How to print out the nth most frequent words in a binary search tree?

Question

This concerns "a software algorithm" https://stackoverflow.com/help/on-topic

I am currently writing a word counter dictionary program. To store the different word counts, I am using a Binary Search Three with the word as the key and the frequency as the value.

Here is my Binary Search Tree class

public class BinarySearchTree<AnyKey extends Comparable<? super AnyKey>, AnyValue>
    implements MyTreeMap<AnyKey, AnyValue>{
              protected BinaryNode<AnyKey, AnyValue> root;
              protected BinaryNode<AnyKey, AnyValue> insert(AnyKey x, 
                      AnyValue y, BinaryNode<AnyKey, AnyValue> t ){
                    if( t == null )
                         t = new BinaryNode<AnyKey, AnyValue>(x, y );
                   else if( x.compareTo( t.element ) < 0 )
                         t.left = insert( x, y, t.left );
                  else if( x.compareTo( t.element ) > 0 )
                        t.right = insert( x, y, t.right );
                 else
                          throw new IllegalArgumentException( x.toString( ) );  
                return t;
      }

And here's my node class

class BinaryNode<AnyKey, AnyValue> {
      BinaryNode( AnyKey theElement, AnyValue theValue ){
          element = theElement;
          value = theValue;
          left = right = null;
       }
       AnyKey             element; 
       AnyValue    value;
        BinaryNode<AnyKey, AnyValue> left;    
       BinaryNode<AnyKey, AnyValue> right;  
     }

I am trying to write this method inside my Binary Search Tree

@Override
public void PrintMostFrequent(int n) {

}

Where it will print out the nth most frequent words based on frequency. I have an idea for how to do this in psuedo code.
1. Create a collection to hold nodes
2. Add all the nodes from the tree to this collection
3. Sort the collection based on counts
4. Iterate sorted collection and print out the nth most frequent.

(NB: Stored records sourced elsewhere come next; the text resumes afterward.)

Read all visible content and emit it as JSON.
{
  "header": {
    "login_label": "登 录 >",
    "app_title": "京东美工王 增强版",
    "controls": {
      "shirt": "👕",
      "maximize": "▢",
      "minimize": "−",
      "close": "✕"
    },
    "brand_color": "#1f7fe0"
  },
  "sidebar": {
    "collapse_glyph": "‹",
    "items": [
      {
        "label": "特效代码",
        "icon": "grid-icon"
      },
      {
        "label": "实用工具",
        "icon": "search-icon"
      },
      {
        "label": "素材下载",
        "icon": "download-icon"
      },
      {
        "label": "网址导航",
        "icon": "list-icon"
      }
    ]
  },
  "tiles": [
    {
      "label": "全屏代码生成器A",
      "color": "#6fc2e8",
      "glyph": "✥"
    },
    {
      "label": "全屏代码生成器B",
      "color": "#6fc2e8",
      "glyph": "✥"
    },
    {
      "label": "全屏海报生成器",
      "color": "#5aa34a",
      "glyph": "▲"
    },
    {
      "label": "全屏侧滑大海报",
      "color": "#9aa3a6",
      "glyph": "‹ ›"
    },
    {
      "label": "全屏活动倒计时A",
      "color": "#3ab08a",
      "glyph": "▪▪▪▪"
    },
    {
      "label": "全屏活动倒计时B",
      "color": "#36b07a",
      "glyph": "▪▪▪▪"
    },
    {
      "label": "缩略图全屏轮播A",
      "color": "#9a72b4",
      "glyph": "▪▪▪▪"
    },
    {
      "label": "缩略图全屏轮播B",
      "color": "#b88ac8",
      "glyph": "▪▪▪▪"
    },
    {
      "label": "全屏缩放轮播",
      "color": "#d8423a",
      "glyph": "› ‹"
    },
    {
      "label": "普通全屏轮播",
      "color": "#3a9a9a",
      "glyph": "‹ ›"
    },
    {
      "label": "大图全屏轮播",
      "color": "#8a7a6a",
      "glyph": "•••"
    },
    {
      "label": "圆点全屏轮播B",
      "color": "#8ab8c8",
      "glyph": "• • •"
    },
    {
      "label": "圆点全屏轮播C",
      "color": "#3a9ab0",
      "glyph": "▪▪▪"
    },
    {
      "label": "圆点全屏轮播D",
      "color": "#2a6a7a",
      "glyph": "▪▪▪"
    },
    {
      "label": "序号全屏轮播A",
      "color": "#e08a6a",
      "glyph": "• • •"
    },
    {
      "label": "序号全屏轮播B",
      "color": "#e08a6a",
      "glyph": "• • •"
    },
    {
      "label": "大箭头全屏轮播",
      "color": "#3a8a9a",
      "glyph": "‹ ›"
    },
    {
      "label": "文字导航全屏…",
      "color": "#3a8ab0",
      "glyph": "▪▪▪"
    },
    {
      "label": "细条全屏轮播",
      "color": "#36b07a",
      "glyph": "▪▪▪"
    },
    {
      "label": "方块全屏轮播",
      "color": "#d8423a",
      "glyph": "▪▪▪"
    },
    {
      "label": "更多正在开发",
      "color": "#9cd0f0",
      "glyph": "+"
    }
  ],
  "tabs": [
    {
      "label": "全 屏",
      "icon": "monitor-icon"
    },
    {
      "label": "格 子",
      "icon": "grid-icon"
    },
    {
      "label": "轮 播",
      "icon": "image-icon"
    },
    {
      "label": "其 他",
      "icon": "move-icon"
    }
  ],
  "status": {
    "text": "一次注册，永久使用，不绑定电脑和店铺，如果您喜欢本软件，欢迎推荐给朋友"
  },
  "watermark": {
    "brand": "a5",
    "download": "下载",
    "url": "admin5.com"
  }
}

Is this the best way to solve this problem/write this method? I was afraid that creating a separate collection might be spaciously too expensive and the sorting would be computationally expensive as well.

Answer 1

Your Method describe is also pretty much good . It will be complex when you consider need to added one insert new word into the there one fro inserting into the tree which will take O(logn) and on the sorted list O(n) in worstcase Then for searching again O(n).

For better performance over searching of for nth frequent node and inserting one method would be create one more BST but with frequency . So for inserting a new node in both tree will take O(logn) and for searching O(logn) .

In the above method you have redundancy for data ie 2nd tree will have word and frequency both . So for avoiding that what you can do is in 2nd BST just put frequency and one reference to node of the word in the 1st BST with this you can jump from one tree to another tree any point of time.

Answer 2

A solution would be:

1. Initialize a TreeSet<Node> result sorted by node word frequency.
2. Add the first n elements from your tree to the set.
3. Iterate through the rest of the elements, replacing the lowest value in the set with higher values. if current > result.lowest() then result.pollFirst(); result.add(current)

This has limited spacial cost and should be faster, as most elements can be skipped directly.

Note however, that unless you are dealing with huge arrays and have traced slowdowns to this function, your solution's simplicity makes it the better choice.